While the state may contest the individual right of a Schaghticoke to sue, it could hardly say this lawsuit doesn't seek to advance interests germane to the organization's purpose. The court may infer that gaining for its members the benefit of millions of dollars of state money would advance the organization's purpose no matter what it was. Knowing that this group represents a number of Schaghticoke Indians makes it even simpler because forcing the state to set aside millions for their benefit would undoubtedly advance their interests.

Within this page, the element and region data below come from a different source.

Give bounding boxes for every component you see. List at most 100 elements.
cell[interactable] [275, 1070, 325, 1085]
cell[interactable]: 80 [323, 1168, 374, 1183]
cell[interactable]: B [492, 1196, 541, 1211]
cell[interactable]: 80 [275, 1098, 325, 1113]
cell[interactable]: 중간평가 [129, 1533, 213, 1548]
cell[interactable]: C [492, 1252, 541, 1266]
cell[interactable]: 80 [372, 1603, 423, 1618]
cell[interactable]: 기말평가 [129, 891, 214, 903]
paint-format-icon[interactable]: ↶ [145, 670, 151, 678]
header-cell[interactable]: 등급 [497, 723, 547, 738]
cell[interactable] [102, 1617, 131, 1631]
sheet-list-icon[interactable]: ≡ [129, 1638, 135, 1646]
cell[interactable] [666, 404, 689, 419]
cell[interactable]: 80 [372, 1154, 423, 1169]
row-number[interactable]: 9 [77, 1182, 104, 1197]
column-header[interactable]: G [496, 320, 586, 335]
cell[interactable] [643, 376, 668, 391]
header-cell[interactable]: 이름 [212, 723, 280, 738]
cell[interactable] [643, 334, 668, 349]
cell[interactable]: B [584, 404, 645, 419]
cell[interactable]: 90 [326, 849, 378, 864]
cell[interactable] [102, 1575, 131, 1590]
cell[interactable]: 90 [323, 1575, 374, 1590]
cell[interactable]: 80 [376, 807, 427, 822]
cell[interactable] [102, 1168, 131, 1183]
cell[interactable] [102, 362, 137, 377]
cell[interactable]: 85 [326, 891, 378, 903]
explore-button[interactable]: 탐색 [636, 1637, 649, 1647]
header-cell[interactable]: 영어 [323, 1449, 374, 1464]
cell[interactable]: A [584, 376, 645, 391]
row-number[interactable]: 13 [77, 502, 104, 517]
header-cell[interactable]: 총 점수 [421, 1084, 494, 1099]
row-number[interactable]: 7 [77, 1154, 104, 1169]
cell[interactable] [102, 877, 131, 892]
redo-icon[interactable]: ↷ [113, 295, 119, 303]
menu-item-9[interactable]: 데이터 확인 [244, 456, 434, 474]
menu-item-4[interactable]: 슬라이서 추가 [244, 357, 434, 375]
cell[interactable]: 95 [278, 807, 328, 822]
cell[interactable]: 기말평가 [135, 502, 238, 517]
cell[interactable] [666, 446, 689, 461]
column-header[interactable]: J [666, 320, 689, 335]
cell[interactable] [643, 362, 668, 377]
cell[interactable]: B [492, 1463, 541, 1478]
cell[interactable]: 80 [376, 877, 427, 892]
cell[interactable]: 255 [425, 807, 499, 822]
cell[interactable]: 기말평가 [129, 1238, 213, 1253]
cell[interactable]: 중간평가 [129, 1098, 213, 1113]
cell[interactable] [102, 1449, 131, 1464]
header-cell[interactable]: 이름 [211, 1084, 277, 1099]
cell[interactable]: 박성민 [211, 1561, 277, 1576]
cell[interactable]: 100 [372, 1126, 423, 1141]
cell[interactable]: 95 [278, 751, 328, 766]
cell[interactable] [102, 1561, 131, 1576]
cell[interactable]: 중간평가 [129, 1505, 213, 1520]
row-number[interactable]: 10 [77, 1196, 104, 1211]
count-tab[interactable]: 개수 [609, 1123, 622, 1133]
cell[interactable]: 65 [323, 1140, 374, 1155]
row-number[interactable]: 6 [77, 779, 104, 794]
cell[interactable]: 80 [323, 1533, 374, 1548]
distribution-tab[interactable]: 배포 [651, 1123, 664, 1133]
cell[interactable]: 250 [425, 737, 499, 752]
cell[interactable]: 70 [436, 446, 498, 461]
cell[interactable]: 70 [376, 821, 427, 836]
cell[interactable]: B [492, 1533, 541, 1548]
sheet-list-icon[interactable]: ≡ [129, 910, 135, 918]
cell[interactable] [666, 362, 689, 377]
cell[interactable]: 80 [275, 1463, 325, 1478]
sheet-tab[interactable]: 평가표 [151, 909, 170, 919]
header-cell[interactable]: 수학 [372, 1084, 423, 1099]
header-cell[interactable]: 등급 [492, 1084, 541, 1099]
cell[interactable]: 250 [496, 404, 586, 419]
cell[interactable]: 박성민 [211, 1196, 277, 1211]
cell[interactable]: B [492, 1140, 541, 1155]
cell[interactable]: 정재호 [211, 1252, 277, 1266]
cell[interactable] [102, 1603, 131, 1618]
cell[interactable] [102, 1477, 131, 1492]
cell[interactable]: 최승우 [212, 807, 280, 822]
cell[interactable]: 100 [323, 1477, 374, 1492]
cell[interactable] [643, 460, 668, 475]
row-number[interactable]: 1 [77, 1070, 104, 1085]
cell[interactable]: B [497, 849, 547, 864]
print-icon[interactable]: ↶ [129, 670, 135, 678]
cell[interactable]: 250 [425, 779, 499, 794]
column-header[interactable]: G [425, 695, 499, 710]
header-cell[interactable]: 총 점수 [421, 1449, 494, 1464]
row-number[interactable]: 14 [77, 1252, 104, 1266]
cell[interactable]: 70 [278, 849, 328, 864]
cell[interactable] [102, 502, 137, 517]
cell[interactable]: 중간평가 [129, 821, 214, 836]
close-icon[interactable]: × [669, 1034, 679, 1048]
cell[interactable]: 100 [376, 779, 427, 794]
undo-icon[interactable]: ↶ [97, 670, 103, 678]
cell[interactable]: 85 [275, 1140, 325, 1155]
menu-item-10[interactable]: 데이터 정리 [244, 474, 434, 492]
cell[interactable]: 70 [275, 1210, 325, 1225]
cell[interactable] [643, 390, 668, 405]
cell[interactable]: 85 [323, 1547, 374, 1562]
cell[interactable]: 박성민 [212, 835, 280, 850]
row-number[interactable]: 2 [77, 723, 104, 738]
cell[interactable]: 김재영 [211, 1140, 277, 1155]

Neither the claim asserted nor the relief requested requires the participation of individual members in the lawsuit. The claim would restore a trust to benefit tribe members. The money would be held by the state for the tribe members' benefit. The tribe members wouldn't have to do anything to carry out the remedy. They would just have money in a trust where there isn't one now.
The state suggests it would challenge the Schaghticoke Tribal Nation's status on the grounds that it hasn't proved its members are real members--members having an adequate say in the organization. But the court has before it evidence that the man who calls himself the chief of the tribe is a member of the group calling itself the Schaghticoke Tribal Nation and was elected by its members to serve as its undisputed leader. It also has before it that the council of the Schaghticoke Tribal Nation voted to bring this lawsuit. Indeed, there is no evidence of any dispute among members of the Schaghticoke Tribal Nation. The dispute is alleged to be between the Schaghticoke Tribal Nation and the organization calling itself the Schaghticoke Indian Tribe. Any claim that individual members of the Schaghticoke Tribal Nation aren't real members in the voting and serving sense is contradicted by the evidence in front of the court.
The Schaghticoke Tribal Nation has associational standing to bring this lawsuit.
That means something. But this is not the end. This is not the beginning of the end. Nor is it even the end of the beginning. To be clear, this decision doesn't say the Schaghticoke Tribal Nation is the lawful representative of the Schaghticoke tribe. It says the Schaghticoke Tribal Nation is a group composed of Schaghticoke Indians who could have brought this lawsuit on their own but chose to do it as a group. Nothing here prevents the state from saying the other group purporting to represent the Schaghticoke tribe (which in fact has moved to intervene) or even the tribe members themselves are necessary parties to fairly resolving this litigation. Nothing here sheds any light whatsoever on the many other weighty questions of the case, including whether the state ever wronged the Schaghticokes and whether it is too late to do anything about any wrongs the state might have committed. It also doesn't decide the state's claim that it may not be sued without its permission and hasn't given it--its claim of sovereign immunity.
In the meantime, while it isn't necessary to support this ruling, the plaintiff may amend its complaint to include additional facts to support a claim of associational standing. It need not remove its claims to speak for the recognized tribe, but if it adds alternative allegations in sync with the parties' submissions it will clean up the record and remove any doubt about the state of the pleadings.
The motion to dismiss for lack of standing is denied.